Film is mainly a visual medium. Therefore, an obvious way to make a story unfilmable is to have most or all of the story not be visual. Tell the story through a character’s thoughts and feelings, or through long conversations. Mainstream movies tend to have linear chronology and a strong sense of plot (though strong plots are another matter entirely!). Do away with either or both and you’ll make the story hard to film.
The alternative is to tell a straightforward story that would be too expensive to film. The Lord of the Rings was considered unfilmable for decades because of this. Big locations and a large cast of supporting characters are the obvious costly things, although computer graphics have advanced to the point where almost anything you can imagine, you can put on the screen.
A mixture of human and non-human characters is another good one. (If they’re all non-human, it will be animated.

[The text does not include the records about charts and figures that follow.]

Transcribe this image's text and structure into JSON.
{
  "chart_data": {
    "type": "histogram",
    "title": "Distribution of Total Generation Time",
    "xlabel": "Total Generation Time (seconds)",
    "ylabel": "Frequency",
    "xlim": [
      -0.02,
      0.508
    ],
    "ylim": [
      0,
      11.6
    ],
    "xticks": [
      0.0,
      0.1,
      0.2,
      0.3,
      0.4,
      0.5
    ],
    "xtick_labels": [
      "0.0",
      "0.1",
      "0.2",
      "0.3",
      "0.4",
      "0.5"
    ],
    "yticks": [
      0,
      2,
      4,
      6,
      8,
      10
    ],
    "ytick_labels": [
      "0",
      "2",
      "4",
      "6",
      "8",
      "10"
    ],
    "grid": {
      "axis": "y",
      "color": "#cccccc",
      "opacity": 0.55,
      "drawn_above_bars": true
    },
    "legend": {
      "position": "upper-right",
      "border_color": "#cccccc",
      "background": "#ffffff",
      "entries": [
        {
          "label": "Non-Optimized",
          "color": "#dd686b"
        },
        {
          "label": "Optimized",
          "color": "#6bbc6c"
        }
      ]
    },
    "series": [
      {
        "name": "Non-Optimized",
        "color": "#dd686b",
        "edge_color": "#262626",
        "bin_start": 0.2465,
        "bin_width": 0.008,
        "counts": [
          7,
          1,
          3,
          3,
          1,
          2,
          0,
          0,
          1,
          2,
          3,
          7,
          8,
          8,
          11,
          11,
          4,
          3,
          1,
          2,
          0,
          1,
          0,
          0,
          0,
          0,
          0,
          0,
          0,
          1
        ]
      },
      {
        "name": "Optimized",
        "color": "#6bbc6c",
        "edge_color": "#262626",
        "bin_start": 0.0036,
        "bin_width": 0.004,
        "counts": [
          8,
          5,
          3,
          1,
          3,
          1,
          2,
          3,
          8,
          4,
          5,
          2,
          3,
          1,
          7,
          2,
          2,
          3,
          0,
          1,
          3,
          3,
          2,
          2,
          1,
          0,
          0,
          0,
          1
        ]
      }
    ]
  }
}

Make sure the non-humans aren’t human-shaped or sized, so they can’t be played by a human in a rubber suit.)
Or how about making all the main characters look similar or identical (clones?), so that a reader can tell them apart when you refer to them by name, but a viewer watching them on a screen can’t?
Another option is an environment that’s very different from the surface of the Earth – underwater, for example, or in zero-gravity, or on another planet where gravity is much stronger or weaker than Earth’s. Make sure you use the environment in a way that’s vital to the story, such that the story couldn’t work like that if it happened on the surface of the Earth. Otherwise the film-makers will ignore that and make the environment work like our own.
hmm…thats a good idea but im not sure how one would be able to do that…though it seems youve figured it out once before
Free-flowing thought might work.
Anything can be adapted into a film, there’s no way to prevent it. If the structure doesn’t allow it, the studio will just alter it for the film. Your best bet is probably to write a very long book with a large cast, and very long and detailed plot. This is what has kept the Stand by Stephen King from being adapted into a film (though they did make a TV miniseries out of it.) But very few books are made into films, I don’t think it is something to worry about.
Read Finnegans Wake by James Joyce. I don’t see them making a movie of that. Movies demand a story that has strong characters and a logical format that moves from A to B to C. Movies generally must have a limited cast. So if your novel has 46 main characters who are all integral to the storyline, it is less likely to be made into a movie. A movie must be able to be seen. Your novel could take place in complete darkness. What if the story is told through the "eyes" of a blind and deaf character?